Market share and feature parity are different things. Apple dominates sales, but Fitbit and Samsung have been offering sleep stage data for years. Apple was tracking sleep duration but not the quality—not the breakdown into REM and deep sleep. That gap mattered to people who care about recovery.
The running metrics seem very specific. Who actually needs to know their vertical oscillation?
Serious runners do. It's a proxy for efficiency and injury risk. If you're bouncing too much with each stride, you're wasting energy and putting stress on your joints.

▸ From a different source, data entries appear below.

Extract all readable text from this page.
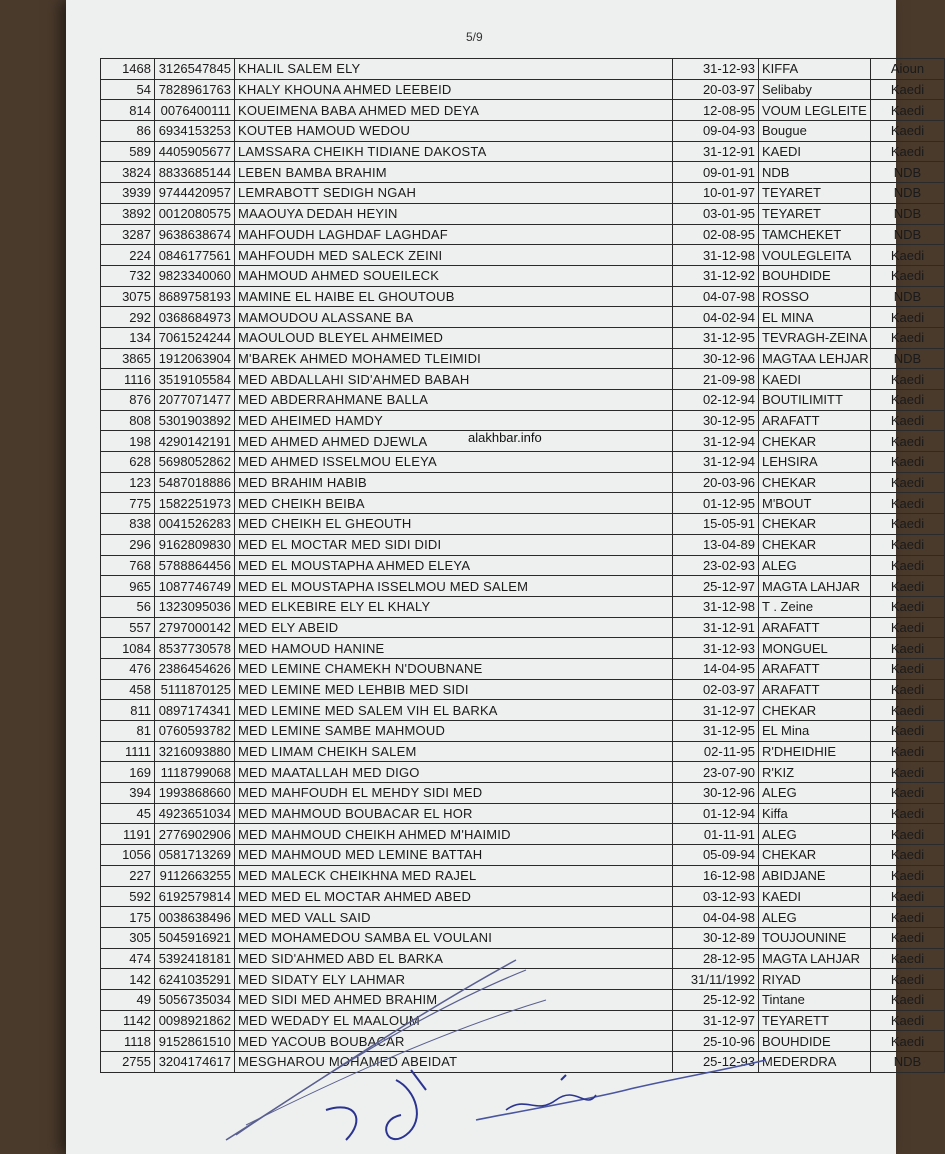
5/9
1468	3126547845	KHALIL SALEM ELY	31-12-93	KIFFA	Aioun
54	7828961763	KHALY KHOUNA AHMED LEEBEID	20-03-97	Selibaby	Kaedi
814	0076400111	KOUEIMENA BABA AHMED MED DEYA	12-08-95	VOUM LEGLEITE	Kaedi
86	6934153253	KOUTEB HAMOUD WEDOU	09-04-93	Bougue	Kaedi
589	4405905677	LAMSSARA CHEIKH TIDIANE DAKOSTA	31-12-91	KAEDI	Kaedi
3824	8833685144	LEBEN BAMBA BRAHIM	09-01-91	NDB	NDB
3939	9744420957	LEMRABOTT SEDIGH NGAH	10-01-97	TEYARET	NDB
3892	0012080575	MAAOUYA DEDAH HEYIN	03-01-95	TEYARET	NDB
3287	9638638674	MAHFOUDH LAGHDAF LAGHDAF	02-08-95	TAMCHEKET	NDB
224	0846177561	MAHFOUDH MED SALECK ZEINI	31-12-98	VOULEGLEITA	Kaedi
732	9823340060	MAHMOUD AHMED SOUEILECK	31-12-92	BOUHDIDE	Kaedi
3075	8689758193	MAMINE EL HAIBE EL GHOUTOUB	04-07-98	ROSSO	NDB
292	0368684973	MAMOUDOU ALASSANE BA	04-02-94	EL MINA	Kaedi
134	7061524244	MAOULOUD BLEYEL AHMEIMED	31-12-95	TEVRAGH-ZEINA	Kaedi
3865	1912063904	M'BAREK AHMED MOHAMED TLEIMIDI	30-12-96	MAGTAA LEHJAR	NDB
1116	3519105584	MED ABDALLAHI SID'AHMED BABAH	21-09-98	KAEDI	Kaedi
876	2077071477	MED ABDERRAHMANE BALLA	02-12-94	BOUTILIMITT	Kaedi
808	5301903892	MED AHEIMED HAMDY	30-12-95	ARAFATT	Kaedi
198	4290142191	MED AHMED AHMED DJEWLA	31-12-94	CHEKAR	Kaedi
628	5698052862	MED AHMED ISSELMOU ELEYA	31-12-94	LEHSIRA	Kaedi
123	5487018886	MED BRAHIM HABIB	20-03-96	CHEKAR	Kaedi
775	1582251973	MED CHEIKH BEIBA	01-12-95	M'BOUT	Kaedi
838	0041526283	MED CHEIKH EL GHEOUTH	15-05-91	CHEKAR	Kaedi
296	9162809830	MED EL MOCTAR MED SIDI DIDI	13-04-89	CHEKAR	Kaedi
768	5788864456	MED EL MOUSTAPHA AHMED ELEYA	23-02-93	ALEG	Kaedi
965	1087746749	MED EL MOUSTAPHA ISSELMOU MED SALEM	25-12-97	MAGTA LAHJAR	Kaedi
56	1323095036	MED ELKEBIRE ELY EL KHALY	31-12-98	T . Zeine	Kaedi
557	2797000142	MED ELY ABEID	31-12-91	ARAFATT	Kaedi
1084	8537730578	MED HAMOUD HANINE	31-12-93	MONGUEL	Kaedi
476	2386454626	MED LEMINE CHAMEKH N'DOUBNANE	14-04-95	ARAFATT	Kaedi
458	5111870125	MED LEMINE MED LEHBIB MED SIDI	02-03-97	ARAFATT	Kaedi
811	0897174341	MED LEMINE MED SALEM VIH EL BARKA	31-12-97	CHEKAR	Kaedi
81	0760593782	MED LEMINE SAMBE MAHMOUD	31-12-95	EL Mina	Kaedi
1111	3216093880	MED LIMAM CHEIKH SALEM	02-11-95	R'DHEIDHIE	Kaedi
169	1118799068	MED MAATALLAH MED DIGO	23-07-90	R'KIZ	Kaedi
394	1993868660	MED MAHFOUDH EL MEHDY SIDI MED	30-12-96	ALEG	Kaedi
45	4923651034	MED MAHMOUD BOUBACAR EL HOR	01-12-94	Kiffa	Kaedi
1191	2776902906	MED MAHMOUD CHEIKH AHMED M'HAIMID	01-11-91	ALEG	Kaedi
1056	0581713269	MED MAHMOUD MED LEMINE BATTAH	05-09-94	CHEKAR	Kaedi
227	9112663255	MED MALECK CHEIKHNA MED RAJEL	16-12-98	ABIDJANE	Kaedi
592	6192579814	MED MED EL MOCTAR AHMED ABED	03-12-93	KAEDI	Kaedi
175	0038638496	MED MED VALL SAID	04-04-98	ALEG	Kaedi
305	5045916921	MED MOHAMEDOU SAMBA EL VOULANI	30-12-89	TOUJOUNINE	Kaedi
474	5392418181	MED SID'AHMED ABD EL BARKA	28-12-95	MAGTA LAHJAR	Kaedi
142	6241035291	MED SIDATY ELY LAHMAR	31/11/1992	RIYAD	Kaedi
49	5056735034	MED SIDI MED AHMED BRAHIM	25-12-92	Tintane	Kaedi
1142	0098921862	MED WEDADY EL MAALOUM	31-12-97	TEYARETT	Kaedi
1118	9152861510	MED YACOUB BOUBACAR	25-10-96	BOUHDIDE	Kaedi
2755	3204174617	MESGHAROU MOHAMED ABEIDAT	25-12-93	MEDERDRA	NDB
alakhbar.info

Coaches and athletes have used this data for years; Apple is just bringing it to the wrist.
The Medications app feels like a departure from fitness. Why is Apple building that?
It's not really a departure. Health isn't just about how fast you run or how well you sleep. It's about managing your whole life. A reminder to take your blood pressure medication is as important as tracking your heart rate. Apple is positioning the watch as a health device, not just a fitness tracker.
Does this actually close the gap with Garmin or Oura?
Partially. Garmin still owns the endurance athlete market—their watches are built for ultramarathoners and triathletes in ways Apple's isn't. Oura is laser-focused on sleep and recovery. But for the average person who runs and cares about sleep, WatchOS 9 makes the Apple Watch a much more complete picture.
Why announce this now, at WWDC, instead of waiting for a new hardware launch?
Because the software is the story. Apple doesn't need to sell new watches—it's already winning. It needs to give people reasons to keep the watches they have and to trust the data on their wrists. Software updates are how you do that.